Friday, July 25, 2008
TOFINO — We are hung with horseshoes. This morning we got our day started as usual and set off for Tofino for a look around and to see about going out whale watching. We stopped in at Jamie’s Whaling Station at about 10 minutes to 10 and the lady at the counter said we could head right on board if we liked, because the boat was just about to sail and they would hold it for us! So we grabbed our camera and binoculars, threw on a few layers and hurried down to the dock as the crew got ready to untie the ropes.
We were aboard the Leviathan II, a boat that could hold about 50 passengers, with an upper deck exposed to the elements and a lower one with windows. Everyone was up top, so we went up as well and found the very front bench still available. That was when I realized I was one layer short — in our haste I had forgotten my windbreaker, and the wind was cool and strong, blowing through my sweatshirt. Brrr!
Fortunately, our tickets included free hot chocolate (or coffee or tea), and one of the crew members very kindly dug up a rain jacket for me to borrow. I was very grateful. Our captain provided a very informative spiel about aquatic life in the area and how to spot a whale by its misty spout when it comes up to breathe.

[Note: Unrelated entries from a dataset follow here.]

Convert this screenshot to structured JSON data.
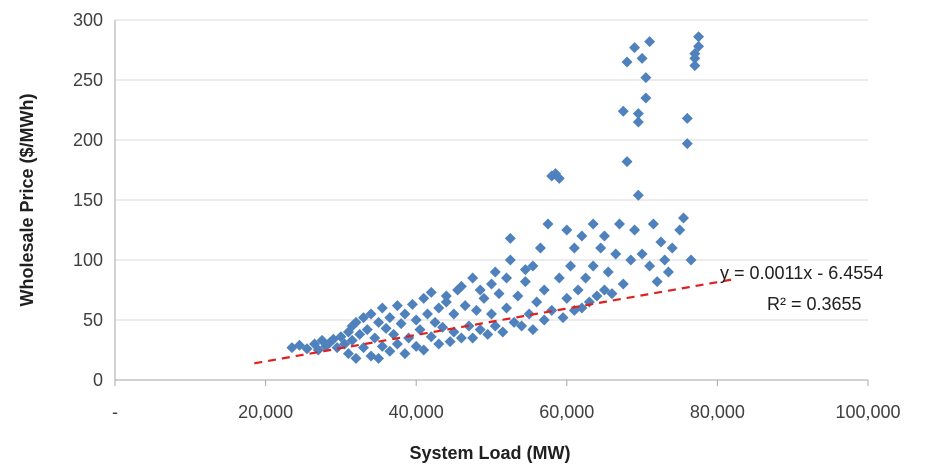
{
  "chart_data": {
    "type": "scatter",
    "xlabel": "System Load (MW)",
    "ylabel": "Wholesale Price ($/MWh)",
    "xlim": [
      0,
      100000
    ],
    "ylim": [
      0,
      300
    ],
    "x_ticks": [
      0,
      20000,
      40000,
      60000,
      80000,
      100000
    ],
    "x_tick_labels": [
      "-",
      "20,000",
      "40,000",
      "60,000",
      "80,000",
      "100,000"
    ],
    "y_ticks": [
      0,
      50,
      100,
      150,
      200,
      250,
      300
    ],
    "y_tick_labels": [
      "0",
      "50",
      "100",
      "150",
      "200",
      "250",
      "300"
    ],
    "grid": {
      "horizontal": true,
      "vertical": false
    },
    "legend": "none",
    "colors": {
      "points": "#4f81bd",
      "trendline": "#e02020",
      "gridline": "#d9d9d9",
      "axis": "#a6a6a6"
    },
    "trendline": {
      "slope": 0.0011,
      "intercept": -6.4554,
      "x_range": [
        18500,
        82000
      ],
      "equation_label": "y = 0.0011x - 6.4554",
      "r2_label": "R² = 0.3655"
    },
    "series": [
      {
        "marker": "diamond",
        "points": [
          [
            23500,
            27
          ],
          [
            24500,
            29
          ],
          [
            25500,
            26
          ],
          [
            26500,
            30
          ],
          [
            27000,
            25
          ],
          [
            27500,
            33
          ],
          [
            28000,
            28
          ],
          [
            28500,
            31
          ],
          [
            29000,
            34
          ],
          [
            29500,
            27
          ],
          [
            30000,
            36
          ],
          [
            30500,
            30
          ],
          [
            31000,
            40
          ],
          [
            31000,
            22
          ],
          [
            31500,
            45
          ],
          [
            31500,
            33
          ],
          [
            32000,
            18
          ],
          [
            32000,
            48
          ],
          [
            32500,
            38
          ],
          [
            33000,
            52
          ],
          [
            33000,
            27
          ],
          [
            33500,
            42
          ],
          [
            34000,
            20
          ],
          [
            34000,
            55
          ],
          [
            34500,
            35
          ],
          [
            35000,
            48
          ],
          [
            35000,
            18
          ],
          [
            35500,
            60
          ],
          [
            35500,
            28
          ],
          [
            36000,
            43
          ],
          [
            36500,
            52
          ],
          [
            36500,
            24
          ],
          [
            37000,
            38
          ],
          [
            37500,
            62
          ],
          [
            37500,
            30
          ],
          [
            38000,
            47
          ],
          [
            38500,
            22
          ],
          [
            38500,
            55
          ],
          [
            39000,
            35
          ],
          [
            39500,
            63
          ],
          [
            40000,
            28
          ],
          [
            40000,
            50
          ],
          [
            40500,
            42
          ],
          [
            41000,
            68
          ],
          [
            41000,
            25
          ],
          [
            41500,
            55
          ],
          [
            42000,
            36
          ],
          [
            42000,
            73
          ],
          [
            42500,
            48
          ],
          [
            43000,
            30
          ],
          [
            43000,
            60
          ],
          [
            43500,
            44
          ],
          [
            44000,
            70
          ],
          [
            44500,
            32
          ],
          [
            45000,
            55
          ],
          [
            45000,
            40
          ],
          [
            45500,
            75
          ],
          [
            46000,
            35
          ],
          [
            46500,
            62
          ],
          [
            47000,
            45
          ],
          [
            47500,
            35
          ],
          [
            47500,
            85
          ],
          [
            48000,
            58
          ],
          [
            48500,
            42
          ],
          [
            49000,
            68
          ],
          [
            49500,
            38
          ],
          [
            50000,
            55
          ],
          [
            50500,
            45
          ],
          [
            50500,
            90
          ],
          [
            51000,
            72
          ],
          [
            51500,
            40
          ],
          [
            52000,
            60
          ],
          [
            52500,
            100
          ],
          [
            52500,
            118
          ],
          [
            53000,
            48
          ],
          [
            53500,
            70
          ],
          [
            54000,
            45
          ],
          [
            54500,
            82
          ],
          [
            55000,
            55
          ],
          [
            55500,
            42
          ],
          [
            55500,
            95
          ],
          [
            56000,
            65
          ],
          [
            56500,
            110
          ],
          [
            57000,
            50
          ],
          [
            57000,
            75
          ],
          [
            57500,
            130
          ],
          [
            58000,
            58
          ],
          [
            58000,
            170
          ],
          [
            58500,
            172
          ],
          [
            59000,
            168
          ],
          [
            59000,
            85
          ],
          [
            59500,
            52
          ],
          [
            60000,
            125
          ],
          [
            60000,
            68
          ],
          [
            60500,
            95
          ],
          [
            61000,
            58
          ],
          [
            61000,
            110
          ],
          [
            61500,
            75
          ],
          [
            62000,
            60
          ],
          [
            62000,
            120
          ],
          [
            62500,
            85
          ],
          [
            63000,
            65
          ],
          [
            63500,
            130
          ],
          [
            63500,
            95
          ],
          [
            64000,
            70
          ],
          [
            64500,
            110
          ],
          [
            65000,
            75
          ],
          [
            65000,
            120
          ],
          [
            65500,
            90
          ],
          [
            66000,
            72
          ],
          [
            66500,
            105
          ],
          [
            67000,
            130
          ],
          [
            67500,
            80
          ],
          [
            67500,
            224
          ],
          [
            68000,
            265
          ],
          [
            68000,
            182
          ],
          [
            68500,
            100
          ],
          [
            69000,
            277
          ],
          [
            69000,
            125
          ],
          [
            69500,
            222
          ],
          [
            69500,
            215
          ],
          [
            69500,
            154
          ],
          [
            70000,
            268
          ],
          [
            70000,
            105
          ],
          [
            70500,
            252
          ],
          [
            70500,
            235
          ],
          [
            71000,
            282
          ],
          [
            71000,
            95
          ],
          [
            71500,
            130
          ],
          [
            72000,
            82
          ],
          [
            72500,
            115
          ],
          [
            73000,
            100
          ],
          [
            73500,
            90
          ],
          [
            74000,
            110
          ],
          [
            75000,
            125
          ],
          [
            75500,
            135
          ],
          [
            76000,
            218
          ],
          [
            76000,
            197
          ],
          [
            77000,
            268
          ],
          [
            77000,
            262
          ],
          [
            77500,
            278
          ],
          [
            77500,
            286
          ],
          [
            77000,
            272
          ],
          [
            76500,
            100
          ],
          [
            44000,
            65
          ],
          [
            46000,
            78
          ],
          [
            48500,
            75
          ],
          [
            50000,
            80
          ],
          [
            52000,
            85
          ],
          [
            54500,
            92
          ]
        ]
      }
    ]
  }
}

The first thing we spotted as we sailed away from the Tofino harbour was a bald eagle, perched on a high branch on one of the smaller islands. When we had passed a few more islands further along, the captain spotted a large, tan coloured sea lion basking on the rocks. It was quite cool and overcast, so he probably wasn’t soaking in much warmth at that point. Shortly afterward, on another rocky island, we saw a second sea lion and, swimming in the water just offshore, a female and baby that clumsily waddled on to the rock a few minutes later, all sleek and shiny from the water. They made a nice family portrait together!

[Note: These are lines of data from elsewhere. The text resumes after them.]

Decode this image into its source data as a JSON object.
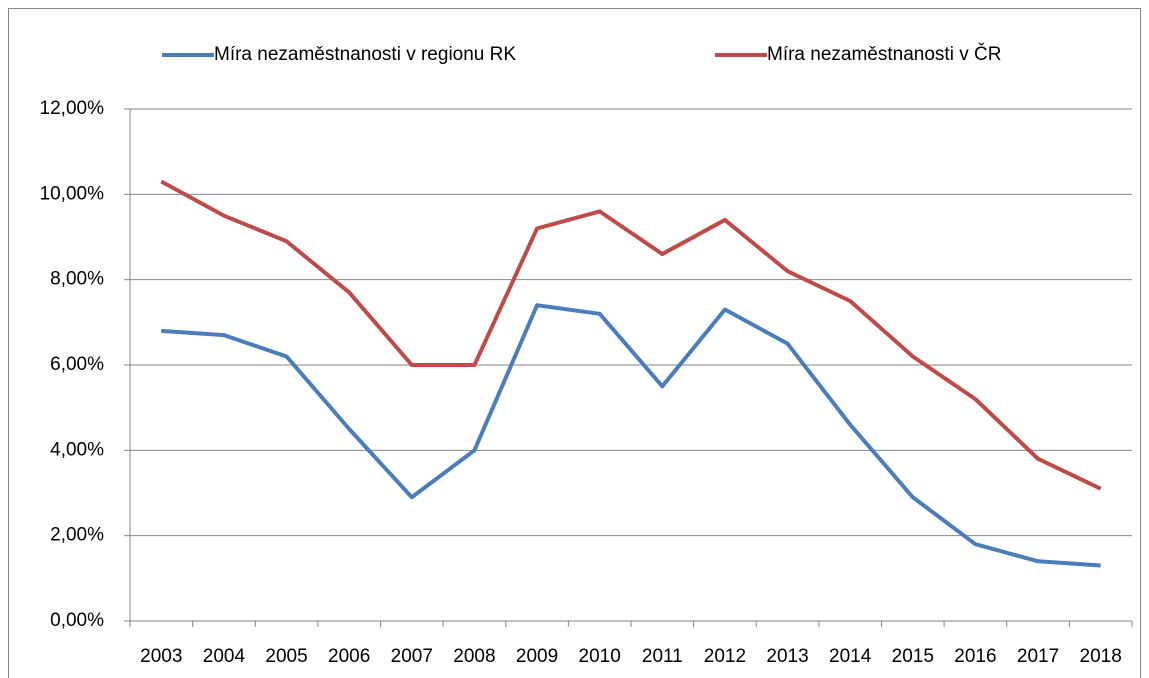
{
  "chart_data": {
    "type": "line",
    "categories": [
      "2003",
      "2004",
      "2005",
      "2006",
      "2007",
      "2008",
      "2009",
      "2010",
      "2011",
      "2012",
      "2013",
      "2014",
      "2015",
      "2016",
      "2017",
      "2018"
    ],
    "series": [
      {
        "name": "Míra nezaměstnanosti v regionu RK",
        "color": "#4a7ebb",
        "values": [
          6.8,
          6.7,
          6.2,
          4.5,
          2.9,
          4.0,
          7.4,
          7.2,
          5.5,
          7.3,
          6.5,
          4.6,
          2.9,
          1.8,
          1.4,
          1.3
        ]
      },
      {
        "name": "Míra nezaměstnanosti v ČR",
        "color": "#be4b48",
        "values": [
          10.3,
          9.5,
          8.9,
          7.7,
          6.0,
          6.0,
          9.2,
          9.6,
          8.6,
          9.4,
          8.2,
          7.5,
          6.2,
          5.2,
          3.8,
          3.1
        ]
      }
    ],
    "ylim": [
      0,
      12
    ],
    "yticks": [
      {
        "value": 0,
        "label": "0,00%"
      },
      {
        "value": 2,
        "label": "2,00%"
      },
      {
        "value": 4,
        "label": "4,00%"
      },
      {
        "value": 6,
        "label": "6,00%"
      },
      {
        "value": 8,
        "label": "8,00%"
      },
      {
        "value": 10,
        "label": "10,00%"
      },
      {
        "value": 12,
        "label": "12,00%"
      }
    ],
    "grid": true,
    "legend": "top"
  }
}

The captain told us that reports from other boats on the water indicated there were whales, so he headed in that direction. On the way we saw one lone sea otter, floating on his back with his flippers up in the air. They look so relaxed in that position!
We had to travel some distance before we finally caught sight of some boats clustered in one spot near Meares Island, and soon after that we saw the first spout! Before long it was clear there were several of these huge beasts, rising to the surface for air and curving their backs as they plunged to the bottom to feed. These were gray whales that prefer the small creatures that live on the ocean floor. They dive and eat, then rise to breathe — and every third or fourth breath, they take a nearly vertical plunge that brings their fluked tails above the surface for a moment before slipping beneath the waves. What a fantastic sight that is! Even though we could only see these parts — a humped back and the occasional tail — it wasn’t hard to imagine the enormous size of the whole animal that we knew was just under the surface. We were spellbound!
Our search for this amazing sight had taken us further than they normally have to travel to provide the guaranteed sightings, so it was a longer trip back to shore, so by this point most of the passengers had opted to watch for further signs of wildlife from the relative warmth of the sheltered lower deck. There were informative maps, diagrams and articles laid out so we could learn more about what we had seen. The world’s whale population was in peril in the 1960s, but thanks to a ban on whaling and other conservation efforts, it has rebounded to some 25,000 creatures today. It was fantastic seeing a few of them first hand.
We stepped into our camper for a bite of lunch in the parking lot when we finally reached shore, just after 1:30, and then headed in to see the rest of Torino. It’s a very small town that seems to have a major parking challenge on its hands. We drove around its four or five streets several times before finding a spot where we could leave the truck. One irritable resident had posted signs at the end of his driveway threatening slashed tires for anyone who tried to park there — and he lived right across the street from the RCMP detachment!
The commercial establishments cater to hikers and adventurers, offering high-tech clothing and equipment such as diving suits and surf boards. There are some interesting restaurants and food stores that feature the word "organic" in front of every product name. And, of course, there was a busy marina or two on the water.
With all the evidence of surfing, we wanted to have a look at where that happens, so we drove away from town and toward the Pacific Rim National Park where the famed beaches are found. We picked Comber’s Beach from the map, and headed on the trail through the woods with the sound of the surf in our ears. The vegetation was thick and stunted by endless wind, storms and salt. Val said it looked like an enchanted forest! After passing through a tunnel of tangled branches and roots, we descended the wooden stairs to a sandy beach that spread out for miles in both directions, with pounding white breakers crashing in and streaming up the packed sand at our feet. There were only a few people around, and about three that were actually brave enough to go into the chilly water — none of whom were surfers! We looked out to the vast, shining sea and wondered how long we’d have to paddle to get to Japan.